Nun denn, Preise sind temporär und auf die Reisezeit beschränkt. Die Situation verändert sich wieder, sobald man das Land verlässt. Dann weiß man auch die deutschen Preise wieder zu schätzen. 😊
Wetter auf Island
Auch temporär ist das doch sehr unbeständige und teilweise eiskalte Wetter. Eine Kombination der besonderen Art ist dabei im Oktober vor allem Schnee mit Wind. Ich erinnere mich an ein kurzes Gespräch in einer Unterkünfte mit der Rezeptionistin. Während ich konstatierte, dass das Wetter heute nicht so doll sei, da es schneien würde, saukalt und extrem trüb mit Sichtweiten unter 100 Meter sei, warf sie ein, dass es schlimmer gehe, da heute der Wind fehlte.
Und weil es kein schlechtes Wetter, sondern nur schlechte Kleidung gibt, hatte ich meine Snowboardkleidung dabei – sowohl die Jacke als auch Thermounterwäsche, gute Handschuhe, Stirnband, Mütze und trug immer diverse Lagen an Kleidung. Auch Kälte ist temporär.
Tourismus auf Island
Und was die Massen an Touristen angeht, die sich auf der Insel befinden, denen entkam ich, indem ich außerhalb der Hauptreisezeit auf Island war und meine Tage früh beginnen ließ, um vor den Touristenbussen, die es auch im Oktober gibt, an Hotspots einzutreffen.

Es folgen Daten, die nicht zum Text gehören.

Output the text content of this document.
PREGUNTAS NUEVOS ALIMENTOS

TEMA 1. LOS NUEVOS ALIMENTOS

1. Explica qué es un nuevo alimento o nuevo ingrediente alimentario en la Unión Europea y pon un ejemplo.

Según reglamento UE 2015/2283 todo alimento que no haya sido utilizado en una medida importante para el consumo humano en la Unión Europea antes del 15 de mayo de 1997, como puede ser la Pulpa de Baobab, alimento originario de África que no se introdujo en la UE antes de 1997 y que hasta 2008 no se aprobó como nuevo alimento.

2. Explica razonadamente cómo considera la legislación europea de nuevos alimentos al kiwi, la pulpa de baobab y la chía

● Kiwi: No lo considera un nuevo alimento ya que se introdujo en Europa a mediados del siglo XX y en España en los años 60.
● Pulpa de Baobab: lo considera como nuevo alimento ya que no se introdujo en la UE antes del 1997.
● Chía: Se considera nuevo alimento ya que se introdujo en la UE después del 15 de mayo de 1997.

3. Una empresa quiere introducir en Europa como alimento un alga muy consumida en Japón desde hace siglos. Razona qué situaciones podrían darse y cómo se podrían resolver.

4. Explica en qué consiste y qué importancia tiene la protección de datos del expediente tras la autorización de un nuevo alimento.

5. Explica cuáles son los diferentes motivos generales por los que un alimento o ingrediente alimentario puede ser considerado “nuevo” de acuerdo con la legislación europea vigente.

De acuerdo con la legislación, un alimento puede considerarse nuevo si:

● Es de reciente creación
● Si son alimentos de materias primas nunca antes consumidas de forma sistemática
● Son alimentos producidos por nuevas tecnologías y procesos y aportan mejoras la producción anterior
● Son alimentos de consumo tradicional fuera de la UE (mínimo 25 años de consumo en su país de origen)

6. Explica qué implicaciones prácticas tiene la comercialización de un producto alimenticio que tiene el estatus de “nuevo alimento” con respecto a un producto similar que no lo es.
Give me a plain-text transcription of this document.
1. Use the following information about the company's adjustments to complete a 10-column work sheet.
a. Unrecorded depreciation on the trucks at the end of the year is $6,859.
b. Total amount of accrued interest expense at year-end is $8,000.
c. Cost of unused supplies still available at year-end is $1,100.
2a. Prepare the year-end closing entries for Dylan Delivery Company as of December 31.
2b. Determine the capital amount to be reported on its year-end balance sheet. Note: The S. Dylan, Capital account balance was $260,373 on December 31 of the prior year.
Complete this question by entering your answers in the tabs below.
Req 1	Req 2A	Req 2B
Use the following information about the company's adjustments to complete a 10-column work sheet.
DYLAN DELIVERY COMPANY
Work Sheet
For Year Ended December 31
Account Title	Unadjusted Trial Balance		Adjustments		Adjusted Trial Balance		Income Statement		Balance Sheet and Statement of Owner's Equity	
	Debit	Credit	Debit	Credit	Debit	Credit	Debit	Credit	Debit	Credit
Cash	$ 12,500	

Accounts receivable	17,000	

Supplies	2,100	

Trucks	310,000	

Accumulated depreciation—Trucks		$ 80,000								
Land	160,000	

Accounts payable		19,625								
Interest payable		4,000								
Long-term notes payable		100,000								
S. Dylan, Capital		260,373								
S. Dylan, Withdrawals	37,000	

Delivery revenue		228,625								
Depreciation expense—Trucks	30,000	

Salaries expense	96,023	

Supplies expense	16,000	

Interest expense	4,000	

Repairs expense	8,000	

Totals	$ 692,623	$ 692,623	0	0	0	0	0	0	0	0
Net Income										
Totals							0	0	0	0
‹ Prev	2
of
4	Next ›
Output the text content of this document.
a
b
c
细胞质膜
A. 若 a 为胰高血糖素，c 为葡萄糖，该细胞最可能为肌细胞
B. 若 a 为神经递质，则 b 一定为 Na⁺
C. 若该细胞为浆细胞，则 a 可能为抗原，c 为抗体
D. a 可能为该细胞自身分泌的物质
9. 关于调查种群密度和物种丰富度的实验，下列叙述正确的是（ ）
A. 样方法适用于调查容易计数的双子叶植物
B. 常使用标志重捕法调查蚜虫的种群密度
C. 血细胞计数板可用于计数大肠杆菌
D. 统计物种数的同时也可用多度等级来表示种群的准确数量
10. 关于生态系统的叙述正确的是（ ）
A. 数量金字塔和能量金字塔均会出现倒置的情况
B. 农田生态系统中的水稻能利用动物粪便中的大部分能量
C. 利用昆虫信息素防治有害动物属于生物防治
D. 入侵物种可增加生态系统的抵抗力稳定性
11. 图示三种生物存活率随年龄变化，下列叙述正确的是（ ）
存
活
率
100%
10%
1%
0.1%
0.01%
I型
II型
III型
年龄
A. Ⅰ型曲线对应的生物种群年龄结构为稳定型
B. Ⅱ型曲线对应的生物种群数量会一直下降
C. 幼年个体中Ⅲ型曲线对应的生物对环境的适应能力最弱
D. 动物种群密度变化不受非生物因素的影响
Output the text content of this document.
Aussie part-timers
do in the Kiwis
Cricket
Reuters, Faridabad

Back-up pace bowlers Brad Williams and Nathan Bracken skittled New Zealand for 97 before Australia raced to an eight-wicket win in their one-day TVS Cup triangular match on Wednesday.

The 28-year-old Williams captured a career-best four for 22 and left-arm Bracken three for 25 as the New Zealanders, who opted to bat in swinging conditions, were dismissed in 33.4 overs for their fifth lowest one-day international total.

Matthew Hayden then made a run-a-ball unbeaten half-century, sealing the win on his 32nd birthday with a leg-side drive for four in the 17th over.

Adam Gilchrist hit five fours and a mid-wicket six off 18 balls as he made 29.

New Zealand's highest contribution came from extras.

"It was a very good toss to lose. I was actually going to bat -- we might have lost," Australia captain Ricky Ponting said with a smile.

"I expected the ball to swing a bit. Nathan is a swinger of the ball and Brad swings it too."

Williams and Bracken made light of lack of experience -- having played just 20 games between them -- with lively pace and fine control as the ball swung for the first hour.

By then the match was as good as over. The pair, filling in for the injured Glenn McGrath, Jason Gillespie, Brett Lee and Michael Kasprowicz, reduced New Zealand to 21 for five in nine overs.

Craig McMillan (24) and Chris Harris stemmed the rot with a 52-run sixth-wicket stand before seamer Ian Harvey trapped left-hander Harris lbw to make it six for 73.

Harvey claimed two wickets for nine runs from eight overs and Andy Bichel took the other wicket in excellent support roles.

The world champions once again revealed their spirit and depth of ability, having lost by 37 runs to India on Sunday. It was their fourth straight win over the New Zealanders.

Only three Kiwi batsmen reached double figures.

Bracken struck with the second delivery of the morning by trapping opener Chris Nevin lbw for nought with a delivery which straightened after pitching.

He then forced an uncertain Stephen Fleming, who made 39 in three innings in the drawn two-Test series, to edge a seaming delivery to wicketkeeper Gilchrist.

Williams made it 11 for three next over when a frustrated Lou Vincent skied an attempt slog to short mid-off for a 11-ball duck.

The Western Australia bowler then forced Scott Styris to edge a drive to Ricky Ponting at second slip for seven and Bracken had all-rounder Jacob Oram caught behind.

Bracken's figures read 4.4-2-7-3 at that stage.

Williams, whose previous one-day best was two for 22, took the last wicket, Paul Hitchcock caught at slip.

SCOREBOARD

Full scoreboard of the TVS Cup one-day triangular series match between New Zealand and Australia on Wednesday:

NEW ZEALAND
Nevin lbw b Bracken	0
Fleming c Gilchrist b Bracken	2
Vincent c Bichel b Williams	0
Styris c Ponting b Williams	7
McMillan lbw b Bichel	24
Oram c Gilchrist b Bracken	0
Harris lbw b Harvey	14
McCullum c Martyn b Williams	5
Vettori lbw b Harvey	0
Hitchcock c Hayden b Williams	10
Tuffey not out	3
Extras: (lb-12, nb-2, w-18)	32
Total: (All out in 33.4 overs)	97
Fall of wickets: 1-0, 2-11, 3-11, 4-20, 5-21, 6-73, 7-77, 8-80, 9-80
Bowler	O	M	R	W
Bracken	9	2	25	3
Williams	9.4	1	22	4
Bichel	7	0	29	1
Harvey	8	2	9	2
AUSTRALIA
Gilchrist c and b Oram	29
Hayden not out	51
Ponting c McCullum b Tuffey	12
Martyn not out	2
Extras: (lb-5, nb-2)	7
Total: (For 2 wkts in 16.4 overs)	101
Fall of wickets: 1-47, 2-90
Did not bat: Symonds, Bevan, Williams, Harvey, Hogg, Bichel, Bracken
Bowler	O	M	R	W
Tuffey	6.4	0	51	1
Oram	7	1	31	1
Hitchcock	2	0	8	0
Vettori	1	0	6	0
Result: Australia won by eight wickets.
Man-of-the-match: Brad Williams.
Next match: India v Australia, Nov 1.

Touristenmassen bin ich im Oktober nicht begegnet, aber überall den Zeichen wie es hier in den Sommermonaten zugeht. Im Besucherzentrum des Gulfoss beispielsweise gab es allein fast 20 Frauentoiletten – die waren während meines Besuches nicht notwendig, aber ich bin mir sicher, dass diese dort nicht umsonst stehen.
Island ist schön…
Verstehe mich nicht falsch, Island ist schön! Ich habe meine Reise hier genossen. Ich habe viel erlebt, viel erfahren und viel gesehen. Ich habe in wahnsinnig guten Unterkünften genächtigt, richtig viel geschlafen und wahnsinnig gut gefrühstückt. Aber zurückkehren möchte ich nicht. Und den Hype um Island teile ich ebenfalls nicht.
Island ist schön!
Aber mehr eben auch nicht…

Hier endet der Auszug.